Mauritania authorities silence voice of the people



 
Mauritanian authorities silenced radio Sawt al-Mouwatana (voice of the people) this month after only 19 months on the air. Its closure may mean the end of impartial reporting on Mauritania's radio airwaves.
 
By MOHAMMED SALEM
 
Radio Mauritania
Sawt al-Mouwatana - Mauritania's only free radio source is silenced. What are the implications? R.R.

NOUAKCHOTT, June 25, 2008 (MENASSAT) – Sawt al-Mouwatana radio has been silenced after only 19 months of being on the air, and some say that with its closure go the hopes of any impartial broadcast sources in Mauritania.

Sawt al-Mouwatana translates to 'voice of the people,' and for six hours every day, it used to broadcast from the official radio station in Mauritania’s capital, Nouakchott.

And while Sawt may have shared office buildings with Mauritania's state media, the two couldn't have been further from each other where content was concerned.

Sawt's content touched on issues that garnered it a huge audience share, in large part because the programmers concentrated on the daily problems faced by average Mauritanians – issues that often put the Mauritanian government in the hot seat.

Sources confirmed that state radio representatives won a royal decree to shut down Sawt on June 12, something that Mohammad Mawloud Ould al-Maaloum, editor-in-chief of the Mauritanian newspaper al-Tajdid (Renewal) said was a direct challenge to free speech.

"The Mauritanian authorities' decision to close down the radio network after less than 18 months is a clear message for the Mauritanian journalists to be careful because this station crossed many imaginary red lines [with its reporting] when state radio was a propaganda outlet," Maaloum told MENASSAT.

He added, "What is important to remember here is what al-Mouwatana represented.

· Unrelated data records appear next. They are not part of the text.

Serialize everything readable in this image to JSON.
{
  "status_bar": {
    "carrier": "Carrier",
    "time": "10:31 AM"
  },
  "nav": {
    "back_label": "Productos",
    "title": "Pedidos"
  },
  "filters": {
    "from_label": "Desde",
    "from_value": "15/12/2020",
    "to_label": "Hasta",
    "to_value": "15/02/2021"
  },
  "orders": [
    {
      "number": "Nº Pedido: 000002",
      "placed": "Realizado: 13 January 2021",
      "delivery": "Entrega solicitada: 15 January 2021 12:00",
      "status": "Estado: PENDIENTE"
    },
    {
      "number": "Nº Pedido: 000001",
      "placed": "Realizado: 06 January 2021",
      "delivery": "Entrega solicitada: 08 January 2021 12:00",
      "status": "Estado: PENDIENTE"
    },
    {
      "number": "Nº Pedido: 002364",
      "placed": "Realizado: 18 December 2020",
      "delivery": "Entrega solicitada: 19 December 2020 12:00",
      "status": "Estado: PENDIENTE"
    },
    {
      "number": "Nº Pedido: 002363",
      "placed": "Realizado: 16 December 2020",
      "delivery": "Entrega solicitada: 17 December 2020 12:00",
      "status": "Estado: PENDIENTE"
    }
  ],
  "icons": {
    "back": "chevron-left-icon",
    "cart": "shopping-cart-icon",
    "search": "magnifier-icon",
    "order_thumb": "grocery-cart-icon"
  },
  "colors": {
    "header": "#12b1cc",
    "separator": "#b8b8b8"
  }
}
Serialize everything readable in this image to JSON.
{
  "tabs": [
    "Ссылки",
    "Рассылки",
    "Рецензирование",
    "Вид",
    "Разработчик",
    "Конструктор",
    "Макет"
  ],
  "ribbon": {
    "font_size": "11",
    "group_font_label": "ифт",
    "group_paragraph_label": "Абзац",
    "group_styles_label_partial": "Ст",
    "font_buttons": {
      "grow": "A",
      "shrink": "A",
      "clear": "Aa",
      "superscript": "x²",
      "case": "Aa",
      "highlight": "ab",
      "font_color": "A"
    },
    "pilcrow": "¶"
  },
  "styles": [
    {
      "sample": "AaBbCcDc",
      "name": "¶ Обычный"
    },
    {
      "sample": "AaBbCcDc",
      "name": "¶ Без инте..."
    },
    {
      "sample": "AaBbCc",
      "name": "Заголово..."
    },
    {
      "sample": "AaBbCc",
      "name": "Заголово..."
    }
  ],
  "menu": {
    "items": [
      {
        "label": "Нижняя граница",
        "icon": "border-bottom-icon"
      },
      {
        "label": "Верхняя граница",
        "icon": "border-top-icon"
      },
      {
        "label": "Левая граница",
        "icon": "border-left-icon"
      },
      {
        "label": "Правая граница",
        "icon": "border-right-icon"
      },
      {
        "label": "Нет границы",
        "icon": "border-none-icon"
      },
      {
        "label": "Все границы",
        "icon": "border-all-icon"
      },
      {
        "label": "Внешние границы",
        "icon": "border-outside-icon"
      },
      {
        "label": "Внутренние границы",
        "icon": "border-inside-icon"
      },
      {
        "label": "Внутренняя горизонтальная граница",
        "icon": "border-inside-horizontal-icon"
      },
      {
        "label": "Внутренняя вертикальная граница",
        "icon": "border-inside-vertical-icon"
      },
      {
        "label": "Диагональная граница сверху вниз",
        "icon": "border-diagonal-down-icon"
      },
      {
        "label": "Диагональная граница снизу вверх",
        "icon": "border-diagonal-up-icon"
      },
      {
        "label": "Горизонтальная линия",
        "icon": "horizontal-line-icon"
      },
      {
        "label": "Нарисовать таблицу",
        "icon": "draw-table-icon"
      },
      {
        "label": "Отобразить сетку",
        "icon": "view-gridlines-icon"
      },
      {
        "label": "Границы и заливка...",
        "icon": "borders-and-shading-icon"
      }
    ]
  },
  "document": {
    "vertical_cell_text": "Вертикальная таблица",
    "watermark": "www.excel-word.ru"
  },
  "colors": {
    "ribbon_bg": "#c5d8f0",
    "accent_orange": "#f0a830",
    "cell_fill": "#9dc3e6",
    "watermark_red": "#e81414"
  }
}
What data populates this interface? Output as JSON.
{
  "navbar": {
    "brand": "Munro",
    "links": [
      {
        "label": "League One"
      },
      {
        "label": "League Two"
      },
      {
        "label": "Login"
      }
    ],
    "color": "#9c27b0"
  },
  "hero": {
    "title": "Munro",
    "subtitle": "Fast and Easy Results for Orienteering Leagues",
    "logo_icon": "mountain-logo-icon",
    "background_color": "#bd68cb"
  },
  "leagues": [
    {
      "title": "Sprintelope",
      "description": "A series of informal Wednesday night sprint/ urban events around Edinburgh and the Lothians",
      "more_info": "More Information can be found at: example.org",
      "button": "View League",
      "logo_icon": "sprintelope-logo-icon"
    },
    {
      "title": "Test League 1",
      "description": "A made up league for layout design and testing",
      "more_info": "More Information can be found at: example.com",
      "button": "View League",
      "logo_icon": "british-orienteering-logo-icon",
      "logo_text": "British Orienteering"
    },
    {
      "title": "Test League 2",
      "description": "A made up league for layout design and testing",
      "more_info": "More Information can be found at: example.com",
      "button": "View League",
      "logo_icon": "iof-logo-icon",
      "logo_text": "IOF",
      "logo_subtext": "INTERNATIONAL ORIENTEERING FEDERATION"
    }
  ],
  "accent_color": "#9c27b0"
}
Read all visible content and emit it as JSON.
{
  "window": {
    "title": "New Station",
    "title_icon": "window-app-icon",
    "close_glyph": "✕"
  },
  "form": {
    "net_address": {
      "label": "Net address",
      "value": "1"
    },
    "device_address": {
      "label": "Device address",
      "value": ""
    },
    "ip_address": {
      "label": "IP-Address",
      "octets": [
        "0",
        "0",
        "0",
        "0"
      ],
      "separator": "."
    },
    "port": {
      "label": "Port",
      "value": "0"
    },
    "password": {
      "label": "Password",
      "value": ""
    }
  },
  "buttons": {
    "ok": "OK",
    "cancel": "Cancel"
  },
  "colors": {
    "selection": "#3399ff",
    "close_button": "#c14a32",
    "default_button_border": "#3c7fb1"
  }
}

Although it was small, it was still was able to touch the worries and concerns of the people and the country and even treated taboos by highlighting worn out social and political subjects in their different shows."

Officially, the letter the government sent to Sawt al-Mouwatana alerting it of the radio's pending closure said that the state radio needed Sawt's six hours of broadcasting time because new programs required them to reclaim the airspace.

A step backwards

Other journalists told MENASSAT that muzzling Sawt was a regression in the advancement of freedom of press for Mauritania – pointing to the fact that Sawt was getting too popular for the government to ignore the issues that were raised with the radio's varied programs.

According to Maaloum, Sawt al-Mouwatana was able to create a free media outlet that involved people from many different social classes raising the bar to the idea of freedom of expression and open opinions in Mauritania.

Journalist Ahmad Ould Abu al-Maali, said it was already a coup that Sawt operated with a relative degree of leeway while under the scrutiny of Mauritania’s military council.

On the other hand, Maali said the civilian government was very comfortable muzzling the national voice of Sawt al-Mouwatana – stopping its broadcasts on the occasions when it felt threatened.

"It was as if the military officers with their tanks and weapons were actually kinder to Sawt al-Mouwatana than Mauritania's president and his administration," he said.

Abu al-Maali added there was little room for optimism with regards to what this closure means for other media outlets in Mauritania.

The Mauritanian al-Jazeera


Mauritanians had informally dubbed Sawt al-Mouwatana the "Mauritanian al-Jazeera" because of the influence it had gained in a short period of time. 

Sawt al-Mouwatana's general manager, Abdullah Ould Mahmoudo, told MENASSAT that about 53,000 Mauritanian's had called the station during call-in programs, and that they hosted nearly 5,600 guests and prepared about 5,500 programs in the 19 months they were on air.

Mahmoudo said the biggest loser in Sawt al-Mouwatana's closure was the Mauritanian media, asserting that his station was the voice of the people in regards to reporting on their suffering, hopes and ambitions.

As for the dozens of young employees who had worked pro-bono during the radio's short-lived broadcast period, Mahmoudo said they would be the first contacted if the station re-launched its programs.

"They are young and need experience. But they are motivated by their feelings of belonging to the country. I think they have a great future. They will play a major role in any future work we do, through any job opportunities, the capacities and the means we have at our disposal," he told MENASSAT.

Meanwhile, supporters of Sawt al-Mouwatana must now search for a new alternative to the radio broadcasts – something they are not likely to find any time soon.